Esa actividad de celebración infantil vino a mi mente en un reciente viaje a una playa. Un lugar recóndito de la maravillosa costa venezolana, donde la señal celular no existe y donde la naturaleza está totalmente virgen. Donde playas adoptan formas que las rocas les permiten y con el tiempo van variando sin la exigencia de territorio de disfrute humano sino de la extensión de las mareas. Allí, luego de horas de carretera, de atravesar pequeños pueblos y cientos de kilómetros de vegetación y terrenos por habitar, me puse a soñar. A pensar en esa Venezuela de potencial incalculable, a compararla con países como Grecia con riscos áridos pero habitados; con República Dominicana, donde existen zonas que son paraísos de inversión extranjera… allí, con una temperatura ideal, esa que es posible encontrar durante una única estación climática al año, volví a deslumbrarme por mi país. O mejor dicho, por la potencialidad del mismo.

¿Qué tiene que ver esto con las piñatas? Pues que durante años hemos estado tratando a Venezuela como una. Hemos vivido décadas en una piñata donde algunos han tenido el palo y otros aplaudimos o simplemente observamos. Ella se ha mantenido allí, agarrada a ese mecate que guindó con fuerza alguno de los protagonistas de nuestra historia, tal como lo haría ese par de tíos del cumpleañero; sujeta a un poste o pedazo de tubo, que en su caso es el fuerte potencial. Con sus colores que distraen, entre cielos, montañas y playas. Repleta a estallar, de riquezas de todo tipo y regalos para todos.

¡Dale!, ¡dale a la piñata!, hemos gritado todos. Sin excepción, en algún momento hemos aplaudido –conscientemente o no– a aquellos que le dan sin compasión. Incluso, algún osado hasta la puyó para forzar que se le saliera algo anticipadamente.

Típicamente todos los que rodean a la piñata, los participantes, esperan que la misma les dé a todos por igual cuando explote. Nada más alejado de la realidad, siempre hay unos que pisando a otros –a solas o con ayuda de su mamá, hermano mayor, tía soltera, primo gordito o amigo incondicional– logran quedarse con gran parte del esperado relleno.
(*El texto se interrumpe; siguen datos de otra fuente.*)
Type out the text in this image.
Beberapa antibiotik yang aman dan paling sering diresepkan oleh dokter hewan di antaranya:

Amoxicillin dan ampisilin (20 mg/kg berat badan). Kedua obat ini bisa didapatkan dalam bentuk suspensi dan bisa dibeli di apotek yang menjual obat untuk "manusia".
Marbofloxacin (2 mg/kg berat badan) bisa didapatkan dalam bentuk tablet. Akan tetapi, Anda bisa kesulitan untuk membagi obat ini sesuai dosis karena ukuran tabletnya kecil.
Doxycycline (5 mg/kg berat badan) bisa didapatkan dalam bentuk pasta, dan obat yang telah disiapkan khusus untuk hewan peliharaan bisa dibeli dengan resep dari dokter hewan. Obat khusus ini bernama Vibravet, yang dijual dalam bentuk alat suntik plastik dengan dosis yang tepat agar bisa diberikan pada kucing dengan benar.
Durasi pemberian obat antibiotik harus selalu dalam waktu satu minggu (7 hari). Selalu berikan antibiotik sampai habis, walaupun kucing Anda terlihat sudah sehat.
Los aplausos o la complicidad silenciosa no te garantizan una repartición justa.

Venezuela es de esas piñatas costosas que no se compran a la vuelta de la esquina, sino que aguantan mucho pues su refuerzo de cajas de Corn Flakes (de aquellas que aún tenían color y no eran importadas) la hace diferente, costosa y deseada. Este caparazón de fortaleza es el equivalente en esta paradoja a los venezolanos que luchan con trabajo a pesar de las adversidades, a todos aquellos que seguimos aguantando los golpes para, sin darnos cuenta, proteger al país de los palazos. De esas piñatas que se mandan a hacer a un Señor (sí, con mayúsculas) que cobra el doble pero garantiza un mejor acabado.

No hablamos de un relleno del que viene en paquetes grandes y mixtos, sino de uno perfectamente seleccionado, con premios para todos, costosos, deseados por todos los presentes y por los no invitados. Oro, diamantes, bauxita, agua, gas, y todo aquello que bien conocemos y que seguimos esperando nos beneficie como venezolanos, perdón, como participantes del evento en cuestión. Venezuela es una piñata incomparable y casi inagotable, una que apenas lograron abrirle un pedazo y se salió el petróleo, como esos caramelos que salen sorpresivamente y distraen bobamente a los más desesperados.

La esperanza real es que cada vez nos sumamos más observadores que solo nos estamos preparando y haciendo fuertes con los golpes para seguir aguantando la piñata, cuidarla y hacerla cuasi eterna. Somos más los que disfrutamos verla completa, pues es esa imagen que queremos ver intacta para disfrutarla y vivirla por siempre.

Mi bella piñata Venezuela, ¿cuántos palazos más aguantarás?